Sejarah Revolusi Jihad Serta Penetapan 22 Oktober Sebagai Hari Santri Nasional
Pada tanggal 14 oktober 2015 Presiden Joko Widodo memutuskan bahwa hari santri nasional ditetapkan pada tanggal 22 Oktober yang akhirnya disambut baik oleh Pengurus Besar Nahdatul Ulama (PBNU), PBNU menilai bahwa pemerintah sudah mengakui bahwa santri berperan besar dalam pergerakan perjuangan Indonesia untuk mencapai kemerdekaan.
Hari Santri Nasional sudah ditetapkan oleh pemerintah melalui Keppres nomor 22 tahun 2015.
Penetapan Hari Santri Nasional tanggal 22 oktober ini disambut baik oleh Pengurus Besar Nahdatul Ulama (PBNU), PBNU menilai bahwa pemerintah sudah mengakui bahwa santri berperan besar dalam pergerakan perjuangan Indonesia untuk mencapai kemerdekaan.
“Kita mengapresiasi langkah tepat Presiden.
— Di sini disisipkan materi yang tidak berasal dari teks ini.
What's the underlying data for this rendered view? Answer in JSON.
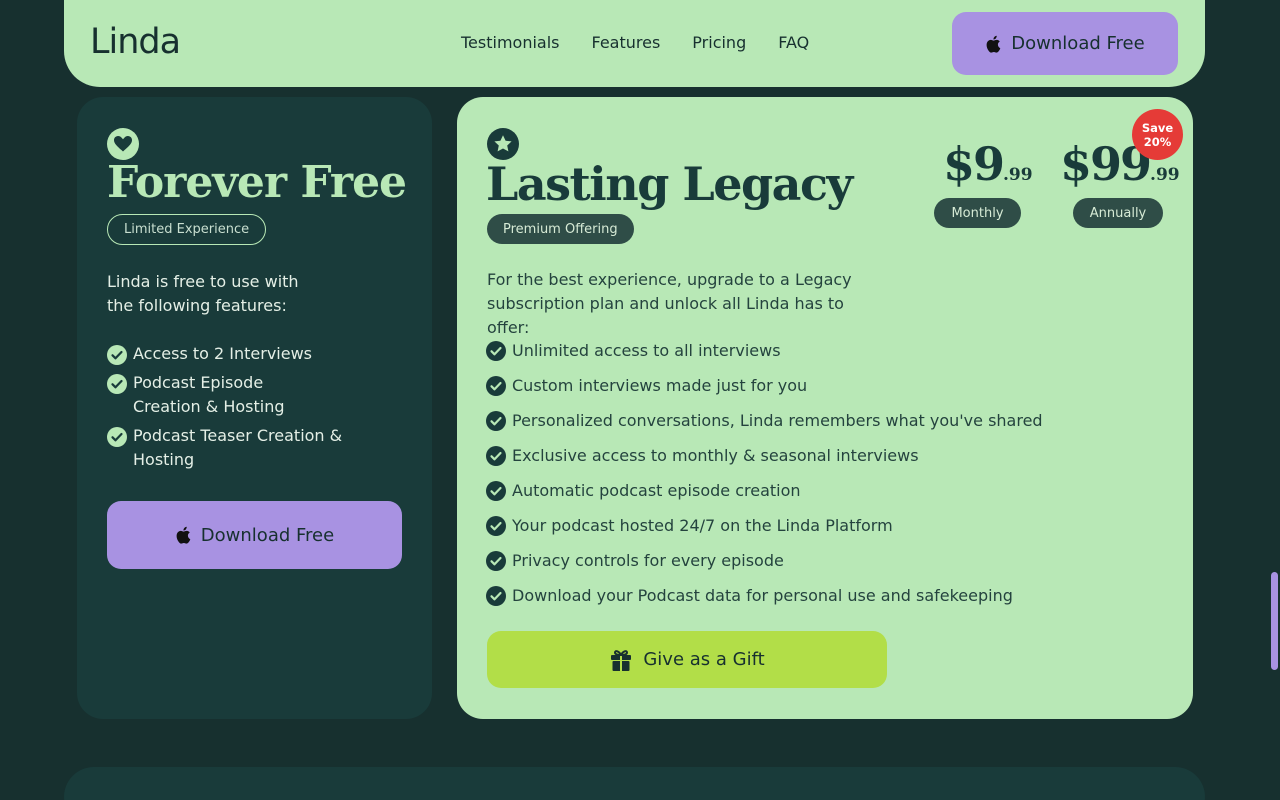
{
  "nav": {
    "logo": "Linda",
    "links": [
      "Testimonials",
      "Features",
      "Pricing",
      "FAQ"
    ],
    "download_label": "Download Free"
  },
  "free": {
    "title": "Forever Free",
    "tag": "Limited Experience",
    "intro_line1": "Linda is free to use with",
    "intro_line2": "the following features:",
    "features": [
      {
        "line1": "Access to 2 Interviews",
        "line2": ""
      },
      {
        "line1": "Podcast Episode",
        "line2": "Creation & Hosting"
      },
      {
        "line1": "Podcast Teaser Creation & Hosting",
        "line2": ""
      }
    ],
    "download_label": "Download Free"
  },
  "legacy": {
    "title": "Lasting Legacy",
    "tag": "Premium Offering",
    "monthly": {
      "dollars": "$9",
      "cents": ".99",
      "label": "Monthly"
    },
    "annual": {
      "dollars": "$99",
      "cents": ".99",
      "label": "Annually"
    },
    "save_line1": "Save",
    "save_line2": "20%",
    "intro_line1": "For the best experience, upgrade to a Legacy",
    "intro_line2": "subscription plan and unlock all Linda has to offer:",
    "features": [
      "Unlimited access to all interviews",
      "Custom interviews made just for you",
      "Personalized conversations, Linda remembers what you've shared",
      "Exclusive access to monthly & seasonal interviews",
      "Automatic podcast episode creation",
      "Your podcast hosted 24/7 on the Linda Platform",
      "Privacy controls for every episode",
      "Download your Podcast data for personal use and safekeeping"
    ],
    "gift_label": "Give as a Gift"
  },
  "colors": {
    "background": "#17302f",
    "mint": "#b8e8b6",
    "purple": "#a892e2",
    "lime": "#b2de48",
    "card_dark": "#193b3a",
    "save_red": "#e53b37"
  }
}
Ini merupakan sebuah pengakuan negara terhadap 22 Oktober sebagai hari bersejarah terkait fatwa bela tanah air,” kata Sekjen PBNU H Helmy Faisal Zaini
Resolusi jihad yang dicetuskan oleh Pendiri NU KH. Hasyim Asy’ari pada tanggal 22 oktober tahun 1945 di Surabaya untuk mencegah kembalinya tentara kolonial belanda yang mengatasnamakan NICA.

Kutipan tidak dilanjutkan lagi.